Le 10 septembre, le Mouvement du 23 mars (M23) a fait savoir qu’il était prêt à s’entretenir avec le président ougandais Yoweri Museveni pour trouver une solution politique à la crise. Depuis le mois de mai, le groupe rebelle affronte les Forces armées de la République démocratique du Congo (FARDC) et de la Monusco dans l’est du pays.
Le 8 septembre s’est tenu à Kampala un mini-sommet, le troisième en deux mois, de la Conférence internationale sur la région des Grands Lacs (CIRGL). Les participants devaient y définir les contours d’une force d’interposition neutre pour faire cesser les combats qui opposent les rebelles du M23 à l’armée régulière congolaise et à la Monusco dans l’est de la RDC. Si la rencontre s’est finalement achevée sans avancées concrètes, elle a cependant donné mandat au président ougandais, Yoweri Museveni, pour « continuer les pourparlers » avec les parties en conflit, selon la ministre rwandaise des Affaires étrangères, Louise Mushikiwabo.
Du côté du M23, on semble satisfait du travail entamé par le président ougandais : « Nous saluons cette initiative de la part de son excellence Yoweri Museveni de négocier avec nous. Nous allons nous asseoir avec lui pour présenter notre cahier des charges », a déclaré à le lieutenant-colonel Vianney Kazarama, porte-parole du mouvement.

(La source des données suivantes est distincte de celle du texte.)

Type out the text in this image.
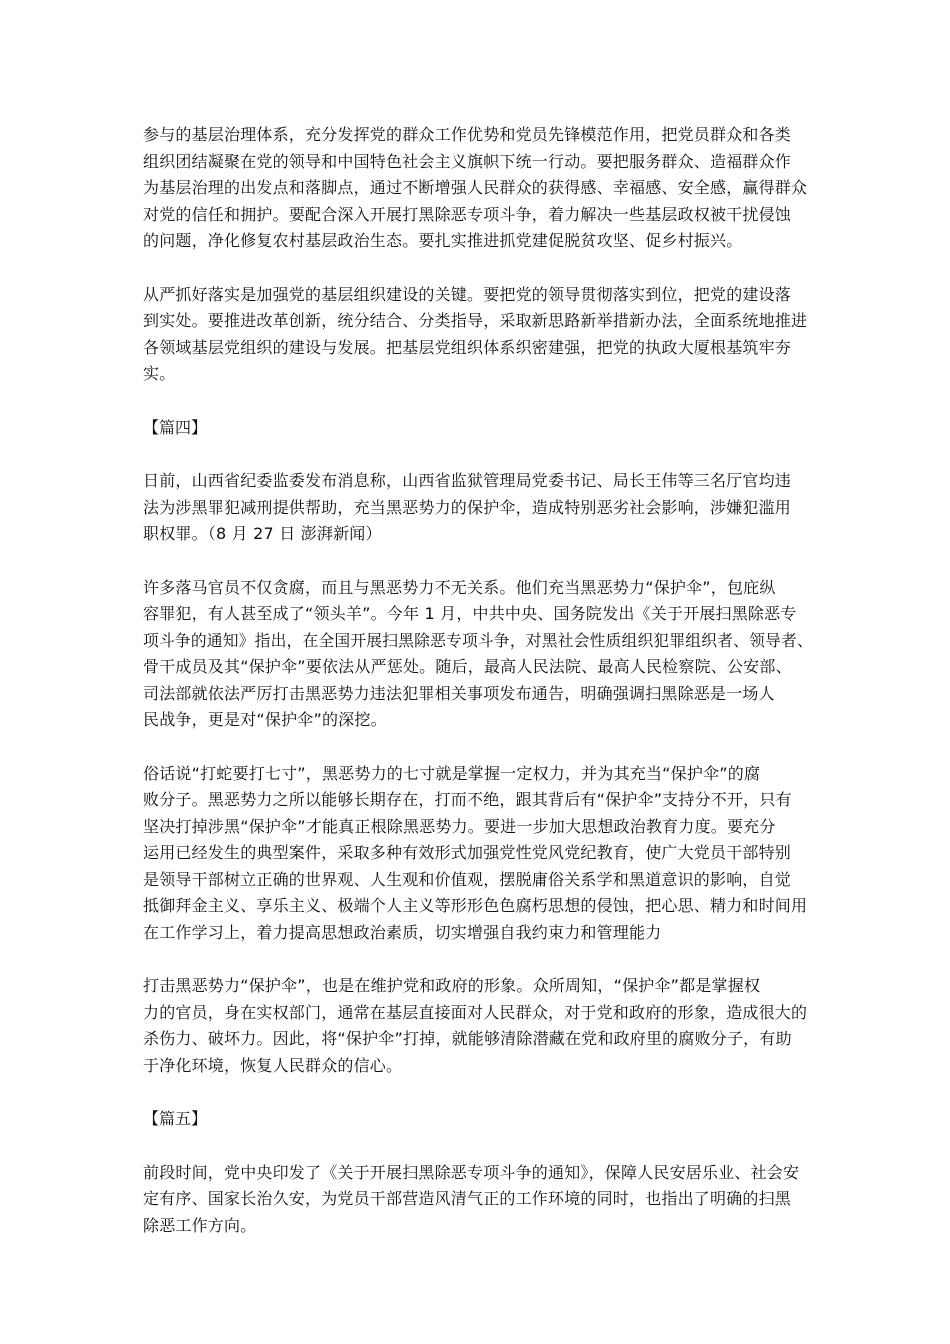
参与的基层治理体系，充分发挥党的群众工作优势和党员先锋模范作用，把党员群众和各类
组织团结凝聚在党的领导和中国特色社会主义旗帜下统一行动。要把服务群众、造福群众作
为基层治理的出发点和落脚点，通过不断增强人民群众的获得感、幸福感、安全感，赢得群众
对党的信任和拥护。要配合深入开展打黑除恶专项斗争，着力解决一些基层政权被干扰侵蚀
的问题，净化修复农村基层政治生态。要扎实推进抓党建促脱贫攻坚、促乡村振兴。
从严抓好落实是加强党的基层组织建设的关键。要把党的领导贯彻落实到位，把党的建设落
到实处。要推进改革创新，统分结合、分类指导，采取新思路新举措新办法，全面系统地推进
各领域基层党组织的建设与发展。把基层党组织体系织密建强，把党的执政大厦根基筑牢夯
实。
【篇四】
日前，山西省纪委监委发布消息称，山西省监狱管理局党委书记、局长王伟等三名厅官均违
法为涉黑罪犯减刑提供帮助，充当黑恶势力的保护伞，造成特别恶劣社会影响，涉嫌犯滥用
职权罪。（8 月 27 日 澎湃新闻）
许多落马官员不仅贪腐，而且与黑恶势力不无关系。他们充当黑恶势力“保护伞”，包庇纵
容罪犯，有人甚至成了“领头羊”。今年 1 月，中共中央、国务院发出《关于开展扫黑除恶专
项斗争的通知》指出，在全国开展扫黑除恶专项斗争，对黑社会性质组织犯罪组织者、领导者、
骨干成员及其“保护伞”要依法从严惩处。随后，最高人民法院、最高人民检察院、公安部、
司法部就依法严厉打击黑恶势力违法犯罪相关事项发布通告，明确强调扫黑除恶是一场人
民战争，更是对“保护伞”的深挖。
俗话说“打蛇要打七寸”，黑恶势力的七寸就是掌握一定权力，并为其充当“保护伞”的腐
败分子。黑恶势力之所以能够长期存在，打而不绝，跟其背后有“保护伞”支持分不开，只有
坚决打掉涉黑“保护伞”才能真正根除黑恶势力。要进一步加大思想政治教育力度。要充分
运用已经发生的典型案件，采取多种有效形式加强党性党风党纪教育，使广大党员干部特别
是领导干部树立正确的世界观、人生观和价值观，摆脱庸俗关系学和黑道意识的影响，自觉
抵御拜金主义、享乐主义、极端个人主义等形形色色腐朽思想的侵蚀，把心思、精力和时间用
在工作学习上，着力提高思想政治素质，切实增强自我约束力和管理能力
打击黑恶势力“保护伞”，也是在维护党和政府的形象。众所周知，“保护伞”都是掌握权
力的官员，身在实权部门，通常在基层直接面对人民群众，对于党和政府的形象，造成很大的
杀伤力、破坏力。因此，将“保护伞”打掉，就能够清除潜藏在党和政府里的腐败分子，有助
于净化环境，恢复人民群众的信心。
【篇五】
前段时间，党中央印发了《关于开展扫黑除恶专项斗争的通知》，保障人民安居乐业、社会安
定有序、国家长治久安，为党员干部营造风清气正的工作环境的同时，也指出了明确的扫黑
除恶工作方向。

Selon la même source, le haut-commandement, les cadres militaires et les membres du bureau politique du groupe armé devraient se réunir dans la semaine « pour prendre une décision sur ce qu'il y aura dans notre cahier des charges ».
Éviter le recours à la force
L’ambition de ce dialogue annoncé est de trouver une solution politique pour éviter la poursuite des affrontements. Le porte-parole du M23 a fait savoir que le groupe armé souhaitait la présence, au dialogue, de représentants de la société civile et de l’opposition pour « vider totalement le problème de la crise ». Mais les échanges s’annoncent houleux dans la mesure où la rébellion est accusée par ces mêmes représentants d’avoir commis de nombreuses exactions (assassinats, pillages, racket...).
L’autre souhait émis par le M23 : la présence du président congolais en personne à la table des négociations. « Nous aimerions que le chef de l'État congolais Joseph Kabila soit là. Il faut qu'il soit là, qu'on discute avec lui ». Or c’est certainement ce point qui est le plus incertain. On se souvient qu’après avoir proposé aux mutins de regagner les rangs de l’armée régulière, Joseph Kabila avait durci le ton et rejeté toute négociation avec la rébellion.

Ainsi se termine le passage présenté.